How to Use Raid as an MCP Server for AI Agents

by Alex Salerno

AI coding agents work best when they can see the shape of the workspace — which repos exist, what environment is active, which commands are available. Raid already knows all of that. raid context serve exposes it over the Model Context Protocol so any MCP-compatible agent can read state and invoke commands directly.

This guide covers what the server exposes, how to wire it into a client, and the security model.

1. The two commands

Raid ships two related entry points:

  • raid context — prints a one-shot snapshot of the workspace (profile, env, repos, commands, recent runs). Supports --json. Good for piping into any LLM context window.
  • raid context serve — runs an MCP server over stdio. The agent (Claude Code, Cursor, etc.) spawns it, speaks JSON-RPC 2.0, and can both read workspace state and call Raid actions.

Same data, two access patterns: copy-paste vs. agent-driven.

2. What the MCP server exposes

The server exposes six resources (read-only state) and six tools (actions).

Resources

Each resource has a raid:// URI an MCP client can fetch:

URIContent
raid://workspace/profileActive profile name (text)
raid://workspace/envActive environment name (text)
raid://workspace/reposRepos in the active profile + git state (JSON)
raid://workspace/commandsUser-defined commands available (JSON)
raid://workspace/recentRecently-run commands (JSON)
raid://workspace/varsPersisted Raid variables (JSON, live-watched)

Tools

Tools the agent can invoke:

Tool nameWhat it does
raid_list_profilesList every registered profile
raid_list_reposList repos in the active profile, with URLs and git state
raid_describe_repoReturn the parsed raid.yaml for a named repo
raid_installRun raid install (whole profile or a single repo)
raid_env_switchSwitch to a named environment
raid_run_taskExecute a user-defined raid <command> with args

These are the same actions you'd run from the shell — the agent just calls them as MCP tool invocations instead.

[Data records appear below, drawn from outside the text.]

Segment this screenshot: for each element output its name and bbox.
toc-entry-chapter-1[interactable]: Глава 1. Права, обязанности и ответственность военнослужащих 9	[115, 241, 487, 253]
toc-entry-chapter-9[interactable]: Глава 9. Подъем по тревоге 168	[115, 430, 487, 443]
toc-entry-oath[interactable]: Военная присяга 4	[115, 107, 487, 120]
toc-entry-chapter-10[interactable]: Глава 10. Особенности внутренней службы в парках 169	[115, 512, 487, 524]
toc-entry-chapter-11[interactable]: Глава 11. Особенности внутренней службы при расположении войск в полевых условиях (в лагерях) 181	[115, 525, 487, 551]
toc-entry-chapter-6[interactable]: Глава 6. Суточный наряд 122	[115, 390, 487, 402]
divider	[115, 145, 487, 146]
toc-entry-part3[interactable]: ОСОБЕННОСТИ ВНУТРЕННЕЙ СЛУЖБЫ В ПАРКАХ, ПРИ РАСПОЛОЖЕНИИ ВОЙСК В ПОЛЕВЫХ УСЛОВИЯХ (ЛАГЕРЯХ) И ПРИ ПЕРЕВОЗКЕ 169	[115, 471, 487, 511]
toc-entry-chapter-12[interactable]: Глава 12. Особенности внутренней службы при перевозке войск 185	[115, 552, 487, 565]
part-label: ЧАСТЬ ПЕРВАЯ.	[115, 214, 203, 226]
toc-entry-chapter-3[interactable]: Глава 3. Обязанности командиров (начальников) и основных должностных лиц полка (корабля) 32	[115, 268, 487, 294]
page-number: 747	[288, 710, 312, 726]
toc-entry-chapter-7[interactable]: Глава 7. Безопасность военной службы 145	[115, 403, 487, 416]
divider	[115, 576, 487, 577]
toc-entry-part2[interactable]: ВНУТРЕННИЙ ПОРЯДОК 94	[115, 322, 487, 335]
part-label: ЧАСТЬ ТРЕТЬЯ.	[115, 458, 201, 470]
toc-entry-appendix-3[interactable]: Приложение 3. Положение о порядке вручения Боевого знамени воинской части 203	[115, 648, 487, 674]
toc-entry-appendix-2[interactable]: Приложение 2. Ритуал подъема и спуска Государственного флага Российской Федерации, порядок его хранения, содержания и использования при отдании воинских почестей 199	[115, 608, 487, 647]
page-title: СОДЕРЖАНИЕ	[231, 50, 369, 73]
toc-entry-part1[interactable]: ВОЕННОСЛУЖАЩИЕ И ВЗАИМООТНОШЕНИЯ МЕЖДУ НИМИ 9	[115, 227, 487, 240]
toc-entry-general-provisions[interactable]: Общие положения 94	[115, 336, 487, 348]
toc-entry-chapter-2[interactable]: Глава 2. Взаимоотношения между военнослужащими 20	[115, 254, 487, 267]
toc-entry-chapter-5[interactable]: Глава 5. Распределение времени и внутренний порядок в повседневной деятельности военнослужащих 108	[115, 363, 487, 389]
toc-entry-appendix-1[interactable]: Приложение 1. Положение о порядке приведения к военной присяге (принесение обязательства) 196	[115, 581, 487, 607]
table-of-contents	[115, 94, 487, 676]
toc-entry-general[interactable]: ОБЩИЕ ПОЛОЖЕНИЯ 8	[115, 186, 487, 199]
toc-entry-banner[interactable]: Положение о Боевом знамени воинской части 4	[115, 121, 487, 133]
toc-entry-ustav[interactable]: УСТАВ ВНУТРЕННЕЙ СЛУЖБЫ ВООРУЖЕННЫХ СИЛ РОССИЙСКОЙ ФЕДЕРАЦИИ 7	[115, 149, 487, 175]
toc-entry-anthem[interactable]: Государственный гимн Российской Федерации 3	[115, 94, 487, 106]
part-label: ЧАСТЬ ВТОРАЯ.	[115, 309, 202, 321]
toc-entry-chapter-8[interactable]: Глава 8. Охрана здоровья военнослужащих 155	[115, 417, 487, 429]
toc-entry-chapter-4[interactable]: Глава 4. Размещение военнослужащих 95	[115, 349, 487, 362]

3. Wiring it into an MCP client

The server speaks JSON-RPC over stdio. A typical client configuration is just two fields:

{
  "mcpServers": {
    "raid": {
      "command": "raid",
      "args": ["context", "serve"]
    }
  }
}

For Claude Code:

claude mcp add raid -- raid context serve

For Cursor / Windsurf / other MCP clients, point them at the same raid context serve command. The exact config file location varies; the spawn line is the same.

4. Why this is useful

Concrete things an agent can do once it's wired in:

  • Read repo state before suggesting an edit. "Which branch is frontend on? Is it dirty?"
  • Switch environments before a debug session. "Set env to staging, then run the API smoke tests."
  • Discover commands. "Show me the commands available in this profile" — the agent reads raid://workspace/commands and tells you raid test, raid deploy, etc., without you copy-pasting.
  • Invoke them with arguments. raid_run_task accepts command name + args, so the agent can run raid deploy staging directly.
  • Stay grounded across sessions. When you start a new chat, the agent can re-read raid://workspace/profile and immediately know which project you're in.

The agent gets a stable, schema'd view of the workspace instead of guessing from filenames.

5. Security model

The server is a local process over stdio. Practical implications:

  • No network exposure. It does not bind a port. The only way to reach it is to be the client that spawned it.
  • No authentication. Authentication is provided by who can spawn the process — i.e. your user account on your machine.
  • Tool calls run with your privileges. raid_run_task is the most powerful tool: anything you'd run with raid <command> from your shell can be triggered through it. Treat the agent that holds the connection the way you'd treat a paired-programming partner who can hit Enter on your terminal.
  • State changes are persisted. raid_env_switch and raid_install change the same ~/.raid/ state your CLI uses. The next time you open a shell, the env switch is still in effect.

If you don't want the agent to be able to mutate state, don't wire raid context serve in — use one-shot raid context --json snapshots instead, which are strictly read-only.

6. Snapshots without the server

For agents that don't speak MCP (or sessions where you just want a context primer), pipe the snapshot in directly:

raid context --json | pbcopy   # macOS
raid context --json             # paste into chat

The JSON has the same shape as the MCP resources combined — profile, env, repos, commands, recent. Drop it into your agent's system prompt or your first message.